Cartier owner Richemont beats Q4 sales forecast despite Middle East hit
Richemont's Q4 Performance and Market Impact
By John Revill
Overview of Richemont's Q4 Results
ZURICH, May 22 (Reuters) - Cartier-owner Richemont reported better than expected fourth-quarter revenue on Friday, as a fall in Middle East sales was offset by strong demand in other regions like the United States and Asia.
The Swiss-based owner of a host of luxury brands, including watchmakers IWC, Jaeger-LeCoultre and Piaget, saw sales rise 13% in constant currencies to €5.40 billion ($6.27 billion) in the three months to the end of March.
Analyst Expectations and Currency Effects
The figure beat analyst forecasts for €5.30 billion in a consensus of analysts gathered by Visible Alpha.

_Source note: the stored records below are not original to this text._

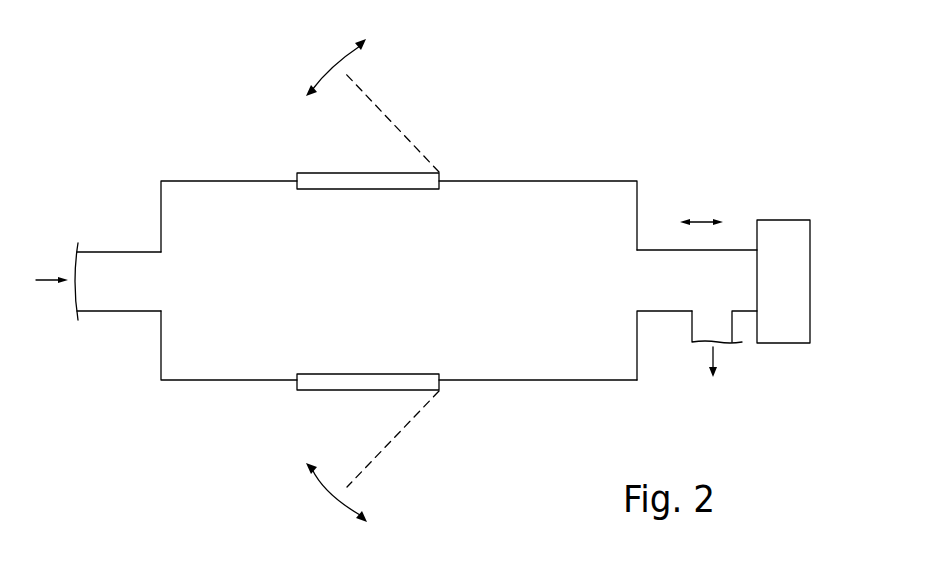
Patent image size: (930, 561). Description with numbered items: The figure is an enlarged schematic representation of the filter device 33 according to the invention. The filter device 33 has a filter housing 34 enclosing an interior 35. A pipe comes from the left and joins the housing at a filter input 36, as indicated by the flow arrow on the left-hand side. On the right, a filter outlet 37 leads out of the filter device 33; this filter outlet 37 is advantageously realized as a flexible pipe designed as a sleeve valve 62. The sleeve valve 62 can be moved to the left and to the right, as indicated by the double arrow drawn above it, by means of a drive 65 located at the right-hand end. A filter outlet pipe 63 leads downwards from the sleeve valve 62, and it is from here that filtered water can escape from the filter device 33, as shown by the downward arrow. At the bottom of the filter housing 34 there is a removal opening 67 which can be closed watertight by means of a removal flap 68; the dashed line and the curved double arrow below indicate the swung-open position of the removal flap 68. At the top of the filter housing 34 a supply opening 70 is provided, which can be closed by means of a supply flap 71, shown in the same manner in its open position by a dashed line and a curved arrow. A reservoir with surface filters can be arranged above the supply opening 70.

The filter device 33 is at (187, 106).
The filter housing 34 is at (177, 181).
The interior 35 is at (484, 198).
The filter input 36 is at (160, 312).
The filter outlet 37 is at (638, 250).
The sleeve valve 62 is at (656, 312).
The filter outlet pipe 63 is at (692, 322).
The drive 65 is at (782, 220).
The removal opening 67 is at (332, 383).
The removal flap 68 is at (377, 455).
The supply opening 70 is at (311, 180).
The supply flap 71 is at (370, 98).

Without excluding currency swings, quarterly sales were up 4%%, Richemont said, a smaller increase mainly due to the euro's strength versus other currencies.
Regional Sales Performance
Middle East Sales Decline
Richemont generates a higher portion of its sales, around 8%, in the Middle East than most industry peers. The company said constant-currency sales there fell by 3% in the quarter, below the 20% growth rate seen a quarter earlier.
Outlook and Chairman's Statement
"Looking ahead, uncertainty is likely to persist, not least in relation to developments in the Middle East," Richemont Chairman Johann Rupert said.
Asia and Other Regions
Luxury investors are increasingly worried that 2026 won't be the year of the sector's recovery after close to three years of weak sales led by lacklustre demand in China, now exacerbated by the impact of the Iran war.
Richemont's quarterly Asian sales, however, were up 14%, beating market expectations, with the group saying demand was particularly strong in Hong Kong and South Korea. Japan also saw strong growth of 28% when adjusted for currency swings.
Industry Impact and Market Reaction
The conflict in the Middle East - until recently the sector's most profitable and fastest-growing region - is clouding the outlook for companies from Hermes to LVMH which have had a sluggish start to the year, sending their shares down 24% and 27% respectively since the start of the year.
Shares in Richemont, which have been cushioned by robust demand for its high-end jewellery despite the wider downturn, have shed 9% so far this year.